Femme politique marocaine, elle est députée, mais d’abord poétesse; Touria Ikbal est spécialiste du soufisme. Et traductrice de nombreux ouvrages dont un ivoirien.
Au Maroc et dans le Maghreb, le talent de cette écrivaine à qui l’on doit neuf ouvrages et autant de traductions, ne souffre aucune contestation. C’est elle qui a, en effet, traduit Ahmadou Kourouma.
« J’ai traduit Allah n’est pas obligé (Ndlr : Seuil, 2000 prix Renaudot et Goncourt des lycéens) au conseil suprême de la culture en Egypte, en arabe. J’ai eu à éprouver un grand plaisir à traduire mais j’ai beaucoup peiné aussi. C’est un texte hautement poétique, ironique, et sérieux mais en même temps d’une immense beauté aussi. » Et depuis Touria Ikbal s’intéresse au travail de Kourouma. On est alors curieux de savoir comment elle traduirait le titre Les Soleils des indépendances qui donne du fil à retordre à plusieurs traducteurs. « L’ère de l’éveil », répond-elle.
Et voilà donc j’ai commencé d’abord par la traduction. Quelles sont les raisons qui militent au choix de sa personne ?
« Je pense qu’au-delà de la maîtrise, c’est d’avoir de la sensibilité vis-à-vis de deux langues qu’il s’agit. Il faut en saisir les subtilités, les aspects culturels, biographiques. Parce qu’il ne suffit pas de connaître les langues. On peut maîtriser parfaitement des langues sans pourtant
les traduire. »
Un exemple ? « Les Arabes, pour traduire l’expression : ça me réjouit, disent : ça me glace le coeur, alors que les Français disent ça me fait chaud au coeur ». Comment a-t-elle traduit en Arabe Allah n’est pas obligé ?
« Si j’avais dit « Allah n’est pas obligé », on aurait cru que c’était un livre qui critique Allah et l’Islam et on l’aurait taxé de livre hérétique et impie. J’ai donc usé d’une expression coranique pour préserver la saveur et l’idée. C’est : Avant et après tout Allah s’occupe de toute chose. »

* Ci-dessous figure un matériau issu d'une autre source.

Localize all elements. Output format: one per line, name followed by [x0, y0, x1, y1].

D’où vient son amour pour l’écriture ?
Le premier appel de cette dame vers la poésie lui vient de sa grand-mère. Artisane manuelle, elle tressait à des fins décoratives, tout en dédiant des textes très spirituels à Dieu mais aussi à son fils unique qui était le père de Touria. « J’ai alors écrit un de mes premiers poèmes à l’âge de 11, 12 ans pour ma mère. C’était en reconnaissance d’un geste d’une immense délicatesse poétique vis-à-vis de moi. On habitait dans une maison traditionnelle à Marrakech, il faisait très chaud et je dormais à même le sol et ma mère a pris un drap très léger et doucement elle l’a mis sur mon cou pour ne pas me réveiller. J’ai senti ce geste comme une caresse d’une grande douceur et d’autant plus qu’elle était soucieuse de ne pas me réveiller mais en même temps de me couvrir et ça c’est quelque chose »
Mais avant, à l’âge de 8 ans, celle qui deviendra plus tard poétesse eut une attitude surprenante pour l’entourage :
« A l’époque, on habitait dans une grande ferme et je sillonnais les coins et recoins de la grande maison. Surpris de mon habitude, mon père me demande ce que fait sa petite fille. Et moi de lui répondre que je cherche où se cache le bonheur ». Et jusqu’à présent, je le cherche dans les endroits, et dans les choses auxquelles on ne fait pas attention.